3. Install (indexer)
uv add datasets transformers pymilvus requests tqdm
You also need:
- A running Milvus (install doc)
- A reachable OpenAI-compatible embedding server (model id must match
EMBED_MODEL_NAME)
4. Index into Milvus
After preparing decrypted JSONL, set DATA_LOCATION, EMBED_API_URL, EMBED_API_KEY, and MILVUS_* as in the table below, then:
uv run -m openjiuwen_deepsearch.algorithm.search_index.create_browsecompplus_index
The script:
- Connects to Milvus (default
MILVUS_URI=http://localhost:19530, plusMILVUS_TOKEN, etc.) and selects / creates the database - Builds
OpenJiuwenAPIEmbedder(api_url,api_token,timeout) - Loads
DATA_LOCATIONJSONL - Chunks with
BrowseCompChunker(TokenizerChunker, up to 2048 tokens per chunk) - Embeds in batches and writes dense + BM25 sparse rows into
MILVUS_COLLECTION_NAME
5. Configuration table
Variables in create_browsecompplus_index.py are read with _env("KEY", default); if the env var is unset, the in-file default applies (EMBED_MODEL_NAME and HUGGINGFACE_MODEL_NAME default to empty and must be set).

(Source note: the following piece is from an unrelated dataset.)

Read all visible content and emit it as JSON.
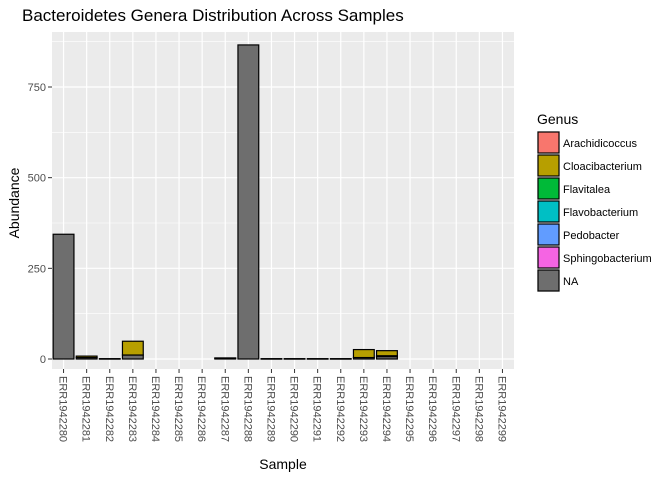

| Variable (env name) | Meaning | Typical in-code default |
|---|---|---|
DATA_LOCATION |
Path to decrypted JSONL | browsecompplus.jsonl |
MILVUS_URI |
Milvus HTTP URI | http://localhost:19530 |
MILVUS_TOKEN |
Auth token | root:Milvus |
MILVUS_DB_NAME |
Database name | deepsearch_benchmarks |
MILVUS_COLLECTION_NAME |
Collection name | browsecompplus_with_bm25 |
HUGGINGFACE_MODEL_NAME |
HF tokenizer id for chunking | Qwen/Qwen3-Embedding-8B |
EMBED_MODEL_NAME |
Embedding model id passed to the API | empty (must set) |
EMBED_API_URL |
Embeddings HTTP URL | empty (must set or startup fails) |
EMBED_API_KEY |
Embeddings API key | empty (must set or startup fails) |
EMBED_TIMEOUT |
HTTP timeout (seconds) | 60 |
BATCH_SIZE |
Docs per batch | 10 |
INDEX_MAX_RECORDS |
Index only first N rows; 0 = all |
0 |
6. Main-block flow (if __name__ == "__main__")
Aligned with the current script:
- Milvus client —
MilvusClient(uri=MILVUS_URI, token=MILVUS_TOKEN, database=...) - Database — create
MILVUS_DB_NAMEif missing;using_database - Embedder — require
EMBED_API_URL,EMBED_API_KEY,EMBED_MODEL_NAME, andHUGGINGFACE_MODEL_NAME;OpenJiuwenAPIEmbedder(...); timeout falls back to 60s ifEMBED_TIMEOUT ≤ 0; tokenizer fromHUGGINGFACE_MODEL_NAMEforBrowseCompChunker - Load JSONL —
read_jsonl, builddoc_id2doc, query-id maps, … - Schema —
setup_milvus_collection(): PKid, denseembedding,content, sparsecontent_sparse, BM25 function,AUTOINDEX+ COSINE for dense,SPARSE_INVERTED_INDEXfor sparse - Index —
BrowseCompChunker+index_documents_milvus()callingencoder_model.encode()
7. Instruction tuning
OpenJiuwenAPIEmbedder can prepend a fixed task instruction on the query path when encode(..., is_query=True) is used. Many instruction-tuned embedding models benefit from this pattern.
- Query time — prepend a task instruction, e.g. “Given a web search query, retrieve relevant passages that answer the query”.
- Indexing time — do not prepend instructions; encode raw document text for stable vectors.
The embedder’s encode(..., is_query=True|False) flag controls this: True adds the task instruction; False is for indexing.
8. Milvus schema (summary)
Matches setup_milvus_collection() in create_browsecompplus_index.py:
id— string PK ({docid}__{chunk_idx})embedding— dense vector; dimension must match the embedding model used at index time; COSINEcontent— raw chunk text (BM25 analyzer input)content_sparse— Milvus BM25 sparse vectordocid— source document idtitle,authors,datetime— parsed metadatagold_query_id,evidence_query_id— related query id lists
This guide is the English counterpart to README_search.md. When in doubt, prefer the version that matches your checkout date; both should track openjiuwen_deepsearch/config/config.py and main.py.